Он мерил шагами тесное пространство камеры. Паленый сидел по-турецки на нижней шконке, тасуя колоду самопальных карт.
— Ну что ты все мечешься, как тигр в клетке? — скрывая раздражение, спросил он.
— А чего не метаться? — развернулся к нему Хижняк. — Ты когда маляву передал своим? Третьего дня еще? И чего они?
— Мозгуют, должно быть.
— Долго мозгуют! Нас, может, ночью выведут на двор и шлепнут, а то мест здесь свободных не наблюдается, а пополнение каждый день прибывает. Так что долго твой старшой думает!
— А ему чего: это я с чужаками связался, не он, мне и отвечать.
— С чужаками? Да иной чужак десятка своих стоит! Ты еще одну маляву передай: мол, человек, что со мной парится, знает про дела Казимира, про тайник его, смекаешь?
— Так ты точно, что ли, знаешь? А то за базар.
— Точнее не бывает! Там и рыжье, и камушки, и деньги — на всех хватит…
Дверь камеры лязгнула, она открылась. Надзиратель, оглядывая сидельцев, играя парой наручников, лениво произнес:
— Хижняк, подойти, руки назад! Егор прошипел в сторону Паленого:
— Вот, видишь? Может, мне сейчас «зеленкой» лоб помажут. А там и твой черед.
— Типун тебе на язык! — отплюнулся тот.
Но, как только Егора увели, начал что-то царапать огрызком карандаша на крохотном клочке бумаги.
Максим, что-то пришепетывая слюнявым ртом, внимательно следил за сочинением очередного послания.
Хижняк сидел в комнате для допросов, напротив Заречного. Наручники лежали на столе, Егор пил чай с душистым ломтем теплого еще хлеба.
— Хоть на допросах настоящим чайком побалуешься, — отер лоб Хижняк. — Почаще бы на допросы, что ли, таскали меня…
— Будет нужно, будем чаще. Пока что-то толку от контакта с Паленым не видно.
— Так и времени прошло всего ничего — третьи сутки паримся. Это еще не срок. Им же помозговать нужно, верхушке. Люди мы им неизвестные, так что, все пока нормально. Я сегодня кинул наживку — мол, знаю, где «общак» Казимира. Думаю, клюнут.
— Это хорошо. Известно, что награблено там неме-ряно. Пусть откликнутся братишки-разбойнички, а там ниточка за иголочкой… Глядишь, на верхушку выйдем.
— Вот-вот! А потом передам через Паленого план побега. Согласятся, хорошо. А может, свой предложат. Тоже вариант.
— Да нет уж, лучше бы без сюрпризов. Нам лишние жертвы ни к чему.
— Это верно.
— Так ты, Егор, напирай на то, что вас через пару дней в Винницу повезут, где основные дела банды проходят. На пересылке легче отбить у конвоя.

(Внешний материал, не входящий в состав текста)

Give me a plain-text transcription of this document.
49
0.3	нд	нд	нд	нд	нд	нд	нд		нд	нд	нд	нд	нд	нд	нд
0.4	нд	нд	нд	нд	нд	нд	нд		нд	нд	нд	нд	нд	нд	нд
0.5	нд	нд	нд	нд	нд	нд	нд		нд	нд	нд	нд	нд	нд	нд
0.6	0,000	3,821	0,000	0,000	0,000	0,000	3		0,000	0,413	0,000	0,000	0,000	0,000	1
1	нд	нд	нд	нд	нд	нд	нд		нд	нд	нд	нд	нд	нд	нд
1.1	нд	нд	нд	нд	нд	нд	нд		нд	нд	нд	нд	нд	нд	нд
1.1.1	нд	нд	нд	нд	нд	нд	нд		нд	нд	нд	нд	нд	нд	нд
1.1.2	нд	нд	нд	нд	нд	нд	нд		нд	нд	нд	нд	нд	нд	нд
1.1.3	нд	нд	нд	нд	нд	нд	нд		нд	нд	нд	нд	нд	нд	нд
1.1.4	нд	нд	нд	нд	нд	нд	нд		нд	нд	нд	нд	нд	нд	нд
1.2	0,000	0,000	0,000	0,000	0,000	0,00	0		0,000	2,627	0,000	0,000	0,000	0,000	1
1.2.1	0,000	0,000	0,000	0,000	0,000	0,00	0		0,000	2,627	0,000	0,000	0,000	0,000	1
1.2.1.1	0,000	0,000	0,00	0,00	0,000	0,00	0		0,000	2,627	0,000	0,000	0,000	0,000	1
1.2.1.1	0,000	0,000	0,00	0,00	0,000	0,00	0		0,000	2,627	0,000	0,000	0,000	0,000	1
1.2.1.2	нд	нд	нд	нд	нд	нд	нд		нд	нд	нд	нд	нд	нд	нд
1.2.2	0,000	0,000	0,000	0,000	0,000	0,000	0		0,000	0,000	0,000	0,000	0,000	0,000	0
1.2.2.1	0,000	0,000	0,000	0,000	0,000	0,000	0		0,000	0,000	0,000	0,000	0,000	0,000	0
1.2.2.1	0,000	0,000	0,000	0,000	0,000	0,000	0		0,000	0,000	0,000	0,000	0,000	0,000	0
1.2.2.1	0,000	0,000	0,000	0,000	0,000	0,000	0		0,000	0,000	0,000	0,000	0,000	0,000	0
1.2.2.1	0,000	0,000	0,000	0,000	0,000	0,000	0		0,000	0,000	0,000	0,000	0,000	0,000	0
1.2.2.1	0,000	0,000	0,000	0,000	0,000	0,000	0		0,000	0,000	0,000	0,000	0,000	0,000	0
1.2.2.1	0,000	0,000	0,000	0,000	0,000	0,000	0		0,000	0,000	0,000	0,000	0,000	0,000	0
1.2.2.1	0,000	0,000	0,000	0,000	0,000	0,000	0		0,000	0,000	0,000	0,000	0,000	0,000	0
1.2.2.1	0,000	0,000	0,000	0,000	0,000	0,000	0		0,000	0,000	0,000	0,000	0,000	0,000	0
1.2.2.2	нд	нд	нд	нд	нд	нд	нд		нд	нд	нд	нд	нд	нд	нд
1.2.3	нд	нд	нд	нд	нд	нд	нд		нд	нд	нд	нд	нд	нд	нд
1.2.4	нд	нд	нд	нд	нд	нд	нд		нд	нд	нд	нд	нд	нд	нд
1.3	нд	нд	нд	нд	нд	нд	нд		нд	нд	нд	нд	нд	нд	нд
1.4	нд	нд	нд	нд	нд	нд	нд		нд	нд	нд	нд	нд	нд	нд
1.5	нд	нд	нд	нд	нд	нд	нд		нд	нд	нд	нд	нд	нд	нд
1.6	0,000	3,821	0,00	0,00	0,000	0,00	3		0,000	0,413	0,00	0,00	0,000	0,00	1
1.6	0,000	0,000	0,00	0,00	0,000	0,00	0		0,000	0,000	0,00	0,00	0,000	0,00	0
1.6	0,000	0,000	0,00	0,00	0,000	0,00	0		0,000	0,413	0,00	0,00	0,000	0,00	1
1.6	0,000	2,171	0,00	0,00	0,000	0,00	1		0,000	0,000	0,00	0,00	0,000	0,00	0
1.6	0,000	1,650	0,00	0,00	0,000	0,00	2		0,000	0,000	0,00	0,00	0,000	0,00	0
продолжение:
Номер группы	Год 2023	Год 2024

— Я что, пальцем деланный, не понимаю, что говорить нужно? Не время еще подробности обсуждать. Клиент должен созреть. Сегодня Паленый сообщит про общак. Конвоир у нас один подкуплен. Выходит через сутки. Так что обратный билет получим послезавтра. А пока и шевелиться нечего. Нехай зреют.

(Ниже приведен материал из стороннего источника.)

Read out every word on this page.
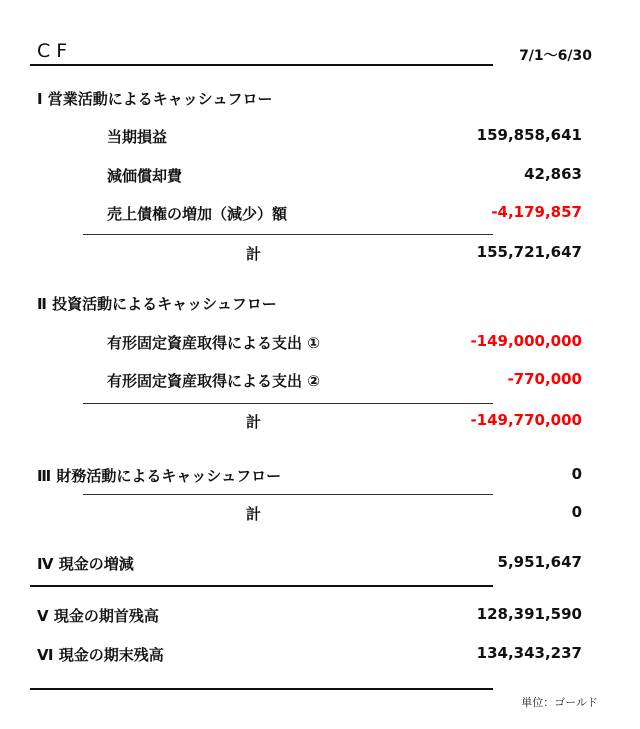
CF	7/1～6/30
Ⅰ 営業活動によるキャッシュフロー
当期損益	159,858,641
減価償却費	42,863
売上債権の増加（減少）額	-4,179,857
計	155,721,647
Ⅱ 投資活動によるキャッシュフロー
有形固定資産取得による支出 ①	-149,000,000
有形固定資産取得による支出 ②	-770,000
計	-149,770,000
Ⅲ 財務活動によるキャッシュフロー	0
計	0
Ⅳ 現金の増減	5,951,647
Ⅴ 現金の期首残高	128,391,590
Ⅵ 現金の期末残高	134,343,237
単位：ゴールド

— Ну, нехай зреют… Чаю напился? Хлебушка поел?
— Да уж, разъешься тут у вас…
— Так, звиняйте, батьку, нэ в тэатрэ, — ухмыльнулся Заречный. — Браслетики-то позвольте…
Хижняк сунул руки за спину, щелкнули наручники, и Заречный крикнул официальным тоном: — Конвой! Хижняка в камеру!
МАРТ 1946, Колыма
Раз в полгода привозят почту. Я лежал на нарах, когда бригадир выкликнул мою фамилию и передал конверт. Я не ждал никакой почты, кто стал бы писать мне сюда? Зачем?